How much did you want to put a message of fate and destiny in the book? It seems like Henry is always going to Clare.You just don't see the other times. My editor said, "Well, maybe you could write in more random time travel," but the manuscript was already six hundred pages long.
So you intended it to be a lot more random?In my head it was a lot more random, but I wanted the story concentrate around them, so I tried to hint around that he was going other places. To take you through much of that would really be a detour. It's interesting trying to manage what is essentially a pretty simple story that's kind of spread out and trying to bring it back and make it tight.
How did you manage the timeline at all? I noticed that in the beginning that the way it was set up they get closer to each other in age.I have it at home on my computer -- there's two of them. One is Clare's timeline. The other one is the order that things are happening in the book and where Henry's coming from so I can see what he would know at any given time. What I was mainly working with was who knew what when. So, if I needed a Henry who didn't have a lot of information I would a put a younger Henry in. I'll be interested in about ten years to read it and have a lot better ideas of how to do it. For now that was kind of the best I could do.
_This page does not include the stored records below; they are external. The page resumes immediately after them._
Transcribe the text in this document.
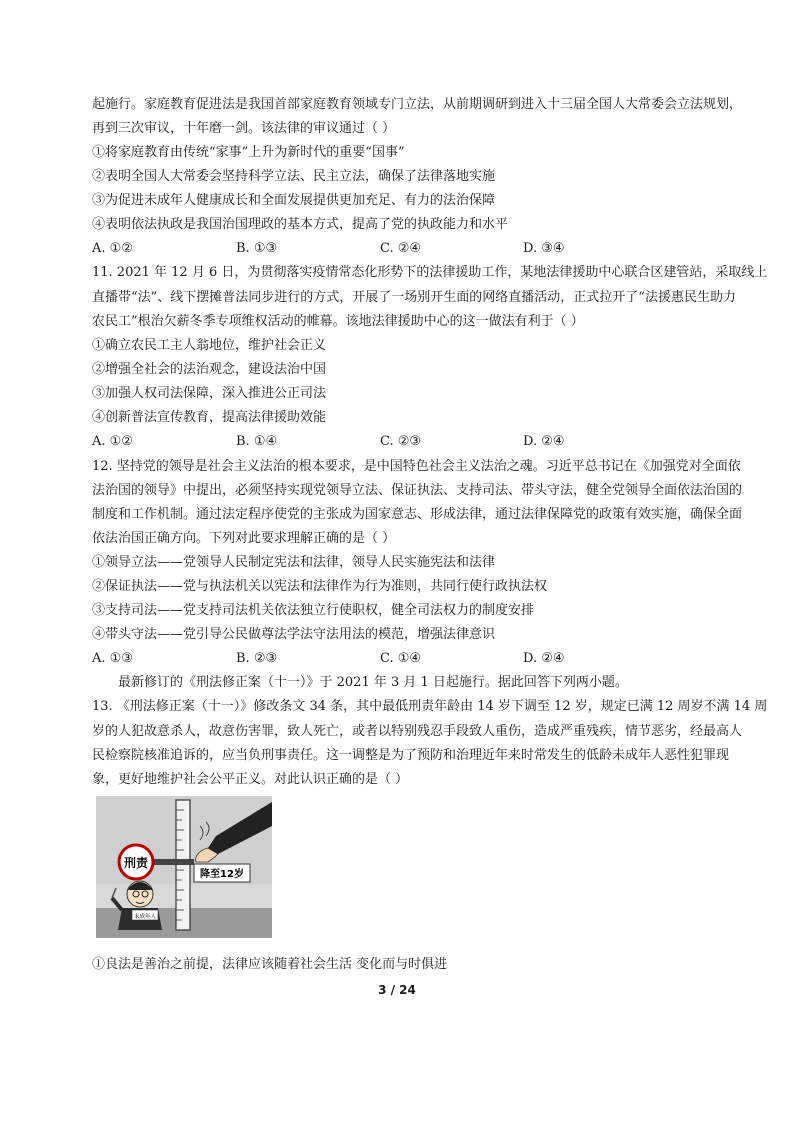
起施行。家庭教育促进法是我国首部家庭教育领域专门立法，从前期调研到进入十三届全国人大常委会立法规划，
再到三次审议，十年磨一剑。该法律的审议通过（ ）
①将家庭教育由传统“家事”上升为新时代的重要“国事”
②表明全国人大常委会坚持科学立法、民主立法，确保了法律落地实施
③为促进未成年人健康成长和全面发展提供更加充足、有力的法治保障
④表明依法执政是我国治国理政的基本方式，提高了党的执政能力和水平
A. ①②	B. ①③	C. ②④	D. ③④
11. 2021 年 12 月 6 日，为贯彻落实疫情常态化形势下的法律援助工作，某地法律援助中心联合区建管站，采取线上
直播带“法”、线下摆摊普法同步进行的方式，开展了一场别开生面的网络直播活动，正式拉开了“法援惠民生助力
农民工”根治欠薪冬季专项维权活动的帷幕。该地法律援助中心的这一做法有利于（ ）
①确立农民工主人翁地位，维护社会正义
②增强全社会的法治观念，建设法治中国
③加强人权司法保障，深入推进公正司法
④创新普法宣传教育，提高法律援助效能
A. ①②	B. ①④	C. ②③	D. ②④
12. 坚持党的领导是社会主义法治的根本要求，是中国特色社会主义法治之魂。习近平总书记在《加强党对全面依
法治国的领导》中提出，必须坚持实现党领导立法、保证执法、支持司法、带头守法，健全党领导全面依法治国的
制度和工作机制。通过法定程序使党的主张成为国家意志、形成法律，通过法律保障党的政策有效实施，确保全面
依法治国正确方向。下列对此要求理解正确的是（ ）
①领导立法——党领导人民制定宪法和法律，领导人民实施宪法和法律
②保证执法——党与执法机关以宪法和法律作为行为准则，共同行使行政执法权
③支持司法——党支持司法机关依法独立行使职权，健全司法权力的制度安排
④带头守法——党引导公民做尊法学法守法用法的模范，增强法律意识
A. ①③	B. ②③	C. ①④	D. ②④
最新修订的《刑法修正案（十一）》于 2021 年 3 月 1 日起施行。据此回答下列两小题。
13. 《刑法修正案（十一）》修改条文 34 条，其中最低刑责年龄由 14 岁下调至 12 岁，规定已满 12 周岁不满 14 周
岁的人犯故意杀人，故意伤害罪，致人死亡，或者以特别残忍手段致人重伤，造成严重残疾，情节恶劣，经最高人
民检察院核准追诉的，应当负刑事责任。这一调整是为了预防和治理近年来时常发生的低龄未成年人恶性犯罪现
象，更好地维护社会公平正义。对此认识正确的是（ ）
刑责
降至12岁
未成年人
①良法是善治之前提，法律应该随着社会生活 变化而与时俱进
3 / 24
One thing I will compliment you on is your use of the present tense -- you switched very well between the characters voices. I find that in a lot of writing, especially now, people try to use different tenses or they'll try to switch between different styles of writing because they think that makes it interesting when, really, you have to have a good story before you can do anything with the format.I think a lot of people are trying to be tricky or cool, which is okay. I can read that pretty happily for a while and then I need to read something a little more normal, but it's interesting that people keep trying all these novelties, trying to keep it new. It's amusing to me when people start describing my novel and they talk about it as "Original!" and I'm like, "Okay." To me a lot of the decision was just a product of the material and it had that tense because if you put in the past tense, sooner or later you would have to define some point in time as the present. Then it would just become flashbacks and so forth. I wanted everything to be happening right now. So that was just a very nuts and bolts kind of decision. What I'm hoping is that people will get the feeling that wherever they are in the narrative they're right there, that the other parts may or may not relate sensibly in the customary before and after. I'm hoping for people to be comfortable with the fact that the chronology is all messed up.